I prefer “dark” chocolate, especially from Belgium,   as opposed to milk chocolate, which is sweeter. For me, chocolate is good when it has at least 70% cocoa. And in bonbons with a ginger filling, which are finger-licking good. It’s not for naught that chocolate is considered the food of gods.

Chocolate has been the target of much imagination, even in literature. In order to illustrate Aesop’s famous fables, Pedro Ernesto de Luna and Piero Cagnin created a recipe for “an apricot and date mille-feuilles on a chocolate ganache base with Banylus wine”. Even more creative is the recipe by Brigitte Bulard-Cordeau in her book “A Sorcerer’s Cookbook”. This author includes interesting and attractive texts alongside her recipes, especially for her “Sorcerer’s stuffed sweet roll”, aimed at prolonging pleasure, and which is very similar to our Portuguese chocolate salami, but with added hazelnuts and pine nuts. Recently, science has also shown that dark chocolate has some beneficial therapeutic functions as it stimulates both the brain and the circulatory system, apart from being considered an energy food. Naturally, if eaten in excess, it may lead to obesity.

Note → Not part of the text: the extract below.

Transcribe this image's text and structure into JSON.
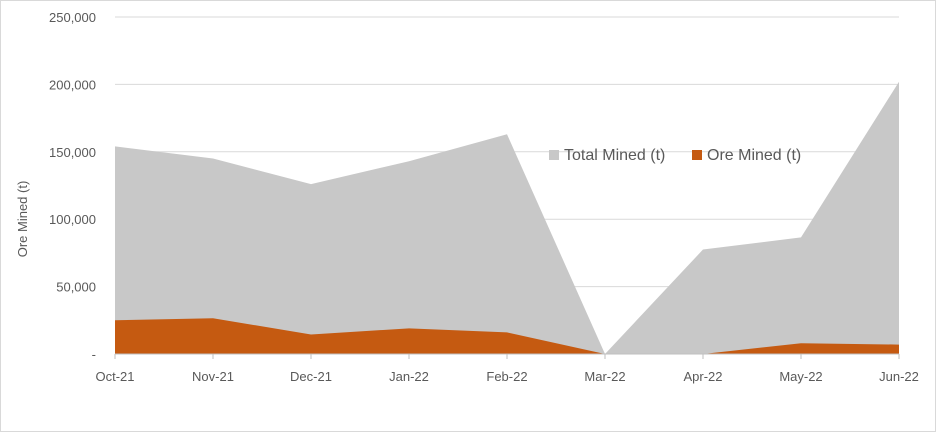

Spain tried to plant cocoa trees, but without success. These trees, or plants, did not do well in Europe as they need a wet and tropical climate. Thus, even today, the great producers in the Americas are: Mexico, Bolivia, Brazil, Costa Rica, El Salvador and Granada. West Africa is another large cocoa-producing area, namely the Ivory Coast, Ghana, Madagascar, Nigeria, São Tomé and Príncipe and Tanzania. In Asia, we find significant production in the Philippines, India, Malaysia and Vietnam.

It said that it was Dom João VI, while still living in Brazil (1807-1821), who sent the first batch of cocoa to São Tomé and Príncipe in order to develop plantations there as he believed it had a suitable climate. And he was right. The island nation still produces cocoa of an excellent quality, which you can try in the different specialities offered at Corallo in Lisbon.